Learning and Language Research Laboratory
Head. Dr. Yafit Gabay
Research conducted in the lab focuses on cognitive aspects of learning and its breakdown in neurodevelopmental disorders. Yafit and her team focus on different phases of skill learning, from initial acquisition (online learning) to memory consolidation (offline learning). A major part of the research is also dedicated to understand the learning mechanisms that underlie the acquisition of speech and language-related skills, and specifically how these processes might be affected in developmental dyslexia. A related line of research concerns adaptive plasticity of speech among individuals with neurodevelopmental disorders. To this end, research combines different disciplines such as cognitive psychology, neuropsychology and speech perception. Through the research conducted in the lab they hope to gain a better understanding about the mechanisms involved in skill acquisition and to unravel the neurocoginitive basis of different neurodevelopemntal disorders.

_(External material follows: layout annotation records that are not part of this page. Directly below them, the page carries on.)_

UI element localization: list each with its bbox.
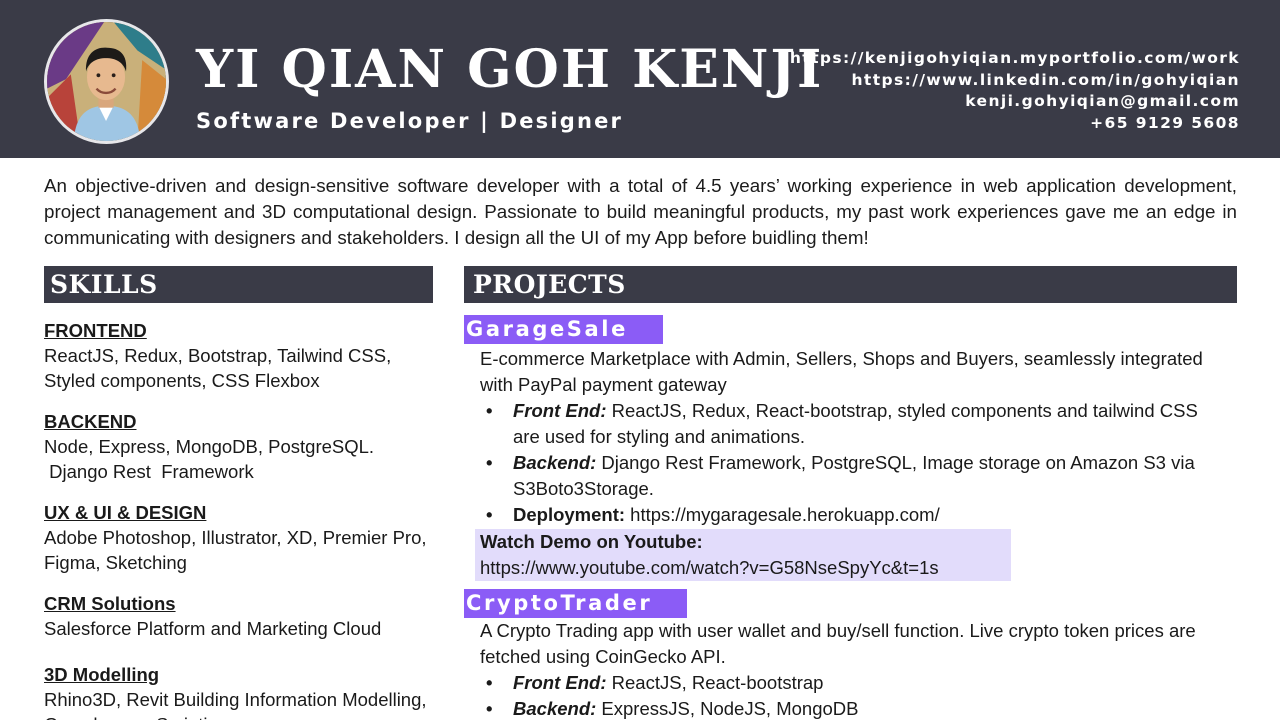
skill-group-design: UX & UI & DESIGN Adobe Photoshop, Illust… bbox=[44, 500, 434, 575]
skill-group-text: Node, Express, MongoDB, PostgreSQL. Djan… bbox=[44, 436, 375, 482]
project-description: A Crypto Trading app with user wallet an… bbox=[480, 620, 1196, 667]
demo-highlight: Watch Demo on Youtube: https://www.youtu… bbox=[475, 529, 1011, 581]
bullet-label: Deployment: bbox=[513, 504, 626, 525]
list-item: Backend: ExpressJS, NodeJS, MongoDB bbox=[480, 696, 1220, 720]
demo-link[interactable]: https://www.youtube.com/watch?v=G58NseSp… bbox=[480, 555, 1006, 581]
bullet-text: ReactJS, React-bootstrap bbox=[606, 672, 824, 693]
profile-photo bbox=[44, 19, 169, 144]
project-cryptotrader: CryptoTrader A Crypto Trading app with u… bbox=[464, 589, 1237, 720]
skill-group-frontend: FRONTEND ReactJS, Redux, Bootstrap, Tail… bbox=[44, 318, 434, 393]
bullet-label: Backend: bbox=[513, 698, 597, 719]
bullet-text: ExpressJS, NodeJS, MongoDB bbox=[596, 698, 859, 719]
profile-summary: An objective-driven and design-sensitive… bbox=[44, 175, 1237, 248]
demo-label: Watch Demo on Youtube: bbox=[480, 531, 703, 552]
email-link[interactable]: kenji.gohyiqian@gmail.com bbox=[790, 91, 1240, 113]
list-item: Front End: ReactJS, Redux, React-bootstr… bbox=[480, 398, 1220, 450]
skill-group-title: UX & UI & DESIGN bbox=[44, 502, 207, 523]
list-item: Front End: ReactJS, React-bootstrap bbox=[480, 670, 1220, 696]
resume-header: YI QIAN GOH KENJI Software Developer | D… bbox=[0, 0, 1280, 158]
skill-group-backend: BACKEND Node, Express, MongoDB, PostgreS… bbox=[44, 409, 434, 484]
skill-group-title: BACKEND bbox=[44, 411, 137, 432]
bullet-text: ReactJS, Redux, React-bootstrap, styled … bbox=[513, 400, 1198, 447]
project-description: E-commerce Marketplace with Admin, Selle… bbox=[480, 348, 1203, 395]
deployment-link[interactable]: https://mygaragesale.herokuapp.com/ bbox=[625, 504, 940, 525]
skills-heading: SKILLS bbox=[44, 266, 433, 303]
skill-group-3d-modelling: 3D Modelling Rhino3D, Revit Building Inf… bbox=[44, 662, 434, 720]
bullet-text: Django Rest Framework, PostgreSQL, Image… bbox=[513, 452, 1195, 499]
projects-heading: PROJECTS bbox=[464, 266, 1237, 303]
bullet-label: Front End: bbox=[513, 400, 607, 421]
project-garagesale: GarageSale E-commerce Marketplace with A… bbox=[464, 315, 1237, 581]
skill-group-title: CRM Solutions bbox=[44, 593, 176, 614]
project-title: GarageSale bbox=[464, 315, 663, 344]
skill-group-crm: CRM Solutions Salesforce Platform and Ma… bbox=[44, 591, 434, 641]
skill-group-title: 3D Modelling bbox=[44, 664, 160, 685]
phone-number: +65 9129 5608 bbox=[1090, 113, 1240, 132]
linkedin-link[interactable]: https://www.linkedin.com/in/gohyiqian bbox=[790, 70, 1240, 92]
projects-section: GarageSale E-commerce Marketplace with A… bbox=[464, 315, 1237, 720]
bullet-label: Front End: bbox=[513, 672, 607, 693]
skill-group-title: FRONTEND bbox=[44, 320, 147, 341]
profile-photo-illustration bbox=[47, 22, 166, 141]
list-item: Deployment: https://mygaragesale.herokua… bbox=[480, 502, 1220, 528]
skills-section: FRONTEND ReactJS, Redux, Bootstrap, Tail… bbox=[44, 318, 434, 720]
bullet-label: Backend: bbox=[513, 452, 597, 473]
project-tech-list: Front End: ReactJS, Redux, React-bootstr… bbox=[480, 398, 1237, 528]
project-tech-list: Front End: ReactJS, React-bootstrap Back… bbox=[480, 670, 1237, 720]
skill-group-text: Salesforce Platform and Marketing Cloud bbox=[44, 618, 382, 639]
candidate-name: YI QIAN GOH KENJI bbox=[196, 39, 824, 100]
portfolio-link[interactable]: https://kenjigohyiqian.myportfolio.com/w… bbox=[790, 48, 1240, 70]
skill-group-text: Adobe Photoshop, Illustrator, XD, Premie… bbox=[44, 527, 432, 573]
candidate-role: Software Developer | Designer bbox=[196, 109, 624, 133]
list-item: Backend: Django Rest Framework, PostgreS… bbox=[480, 450, 1220, 502]
skill-group-text: ReactJS, Redux, Bootstrap, Tailwind CSS,… bbox=[44, 345, 397, 391]
skill-group-text: Rhino3D, Revit Building Information Mode… bbox=[44, 689, 427, 720]
contact-block: https://kenjigohyiqian.myportfolio.com/w… bbox=[790, 48, 1240, 134]
project-title: CryptoTrader bbox=[464, 589, 688, 618]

The Neuro-phenomenological lab studying brain, mind and behaviorHead: Dr. Aviva Berkovich-Ohana
The research in my lab focuses on the neural mechanisms underlying various meditation training techniques, both in the context of basic science and consciousness research, as well as the context of applied science – i.e. their relevance to education, teachers and students. To this ends we utilize various research tools, including neuroimaging (fMRI, MEG and EEG), behavior (cognitive tasks) and phenomenology (using depth-interviews)

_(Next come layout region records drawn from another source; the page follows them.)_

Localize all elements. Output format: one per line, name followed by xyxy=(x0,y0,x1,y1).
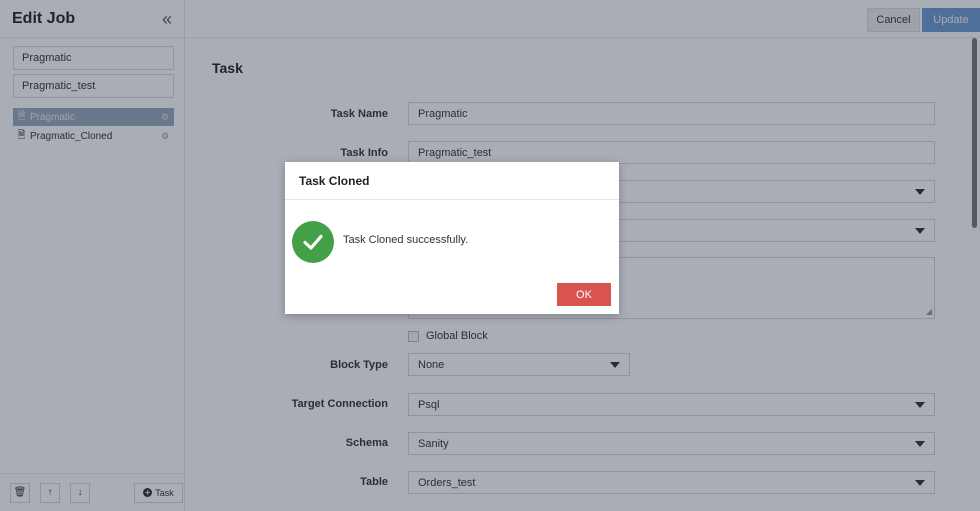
success-check-icon xyxy=(292,221,334,263)
dialog-message: Task Cloned successfully. xyxy=(343,234,469,246)
dialog-title: Task Cloned xyxy=(285,162,619,200)
task-cloned-dialog: Task Cloned Task Cloned successfully. OK xyxy=(285,162,619,314)
ok-button[interactable]: OK xyxy=(557,283,611,306)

Laboratory for Clinical ResearchHead: Prof. Michal Shany
Our main fields of study in the lab are:
- Research on profiles of Hebrew-speaking individuals with reading disabilities.
- Research on emotional characteristics of readers with difficulties and their parents and teachers, with a particular emphasis on the negative contribution of rumination about RD to academic achievement and on changes in such relationships throughout periods of intervention.
- At the lab, we also engaged in practical work, which includes development of assessment tools and teacher training to cope with learning difficulties
Development in Context
- The relation between values and social behavior among youth
- Ethnic identity and adjustment
- Cross-cultural counseling
The Laboratory for the Study of Bilingualism
Three research fields are in focus at our lab:
- Examination of the possible effect of bilingualism on different types of creativity in non-mathematical (verbal, figurative and general) and mathematical problem solving;
- Development of creativity in early Childhood in normal and abnormal (SLI, ADHD) populations;
- Hebrew-Arabic bilingualism and morphological development.
The Unit for Software Development
Team: Stav Magelnik, Amir Yair
Our team develops innovative and creative web-based software used for intervention and research investigations in the field of Learning Disabilities. This software is widely used by teachers and research investigators around the world. The software acts as a platform for diverse assessment and treatment programs. The Reading Acceleration Program (RAP) is one of the most advanced programs in this platform. It is an innovative, interactive, individualized computerized web application for improving reading-fluency and reading-comprehension skills.
The mission of our Unit for Software Development is to create computerized tools that can adapt to the individual needs of the students to help them reach their full academic potential, no matter where they live or what language they speak.